Bill Ayers, formerly of the Weather Underground (AKA the only social movement Barack Obama didn’t attempt to appopriate), had this editorial printed in the New York Times today.
Looking at the editorially recommended comments we can see two things:
The first is glaring hypocrisy on the subject of violence.
The second is a gross misinterpretation of the rise of right wing (not necessarily capitalist) power.
Addressing the first, I’m willing to unscientifically wager that most of these people believe in the legitimacy of police and prisons, less but many of them support Barack Obama’s foreign policy and military intervention in Darfur, and many less of them are ideological pacifists.
This shows the necessity of using state violence as a wedge issue, placing the onus of legitimizing the most naked form of state power on its propagators. The least that we can hope to come out of this re-framing is non-cooperation with state power.

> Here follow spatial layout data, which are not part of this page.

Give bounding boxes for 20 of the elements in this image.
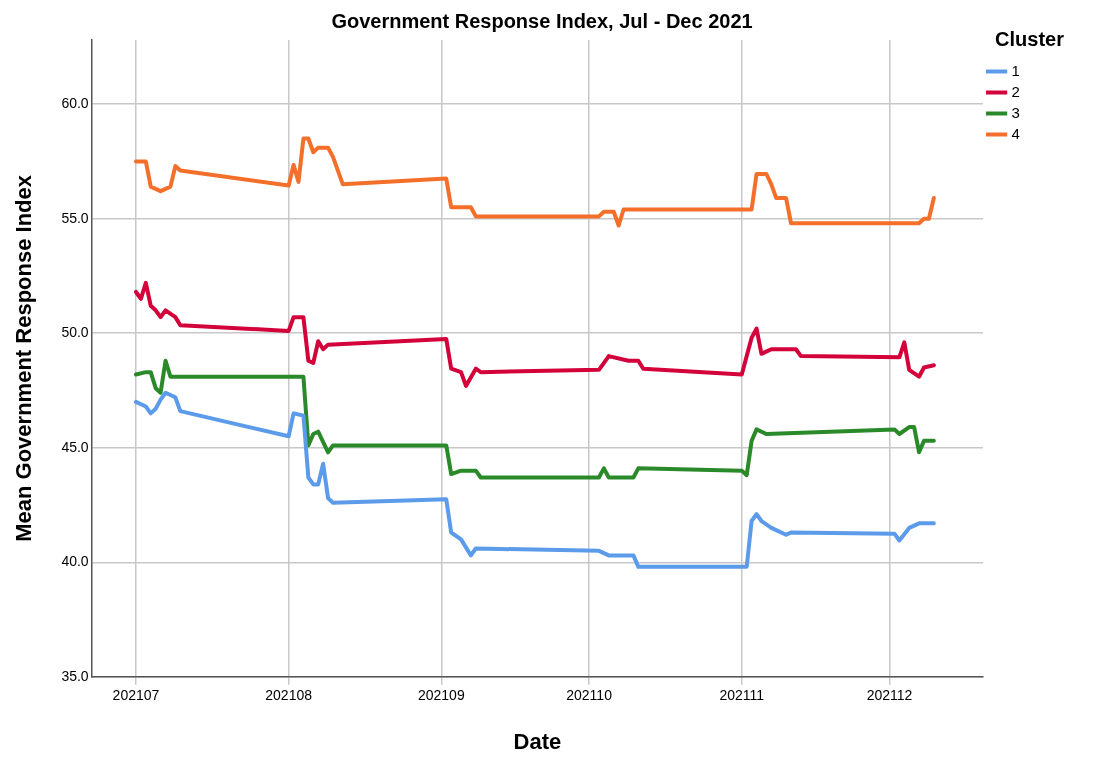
x-tick-label: 202108	[265, 687, 313, 704]
x-tick-label: 202111	[719, 687, 765, 704]
y-tick-label: 50.0	[61, 324, 89, 341]
y-tick-label: 40.0	[61, 553, 89, 570]
y-tick-label: 55.0	[61, 209, 89, 226]
y-tick-label: 35.0	[61, 667, 89, 684]
chart-title: Government Response Index, Jul - Dec 2021	[331, 9, 753, 32]
x-tick-label: 202112	[866, 687, 913, 704]
y-tick-label: 60.0	[61, 95, 89, 111]
legend-title: Cluster	[995, 27, 1065, 50]
x-tick-label: 202110	[566, 687, 613, 704]
x-tick-label: 202109	[417, 687, 465, 704]
legend-label: 2	[1011, 82, 1020, 100]
x-tick-label: 202107	[112, 687, 160, 704]
x-axis-title: Date	[513, 728, 562, 754]
legend-label: 4	[1011, 124, 1020, 142]
y-axis-title: Mean Government Response Index	[11, 174, 37, 542]
legend-label: 3	[1011, 103, 1020, 121]
legend-label: 1	[1011, 61, 1020, 79]
y-tick-label: 45.0	[61, 438, 89, 455]
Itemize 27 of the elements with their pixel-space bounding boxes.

The second issue shows a blindness to the history and geography of right wing power in a way that gives, in my opinion, middle class white militants too much credit. I’m going to assert that the black liberation movement, had the greatest revolutionary effect on American society and that its power influenced further revolutionary movement and radicalization in the US and abroad.
As capital began fleeing the urban US for abroad, White populations began to further restructure our relationship to the urban by means of white flight and moving to the suburbs. This combined with the Southern Strategy reflects the geography of right wing power as responding the effectiveness of black liberation in upsetting the prior racist paradigm.
We should remember that the most highly charged issue in this prior election was race, a factor that Obama denied and disowned even more fervently than political radicalism.
PS: I wonder if Evil Twin Booking got him that Op-Ed.. If so, Kudos.
PS II: looking at the non editorially selected comments, one gets a fairly different feel. A bit more polarized.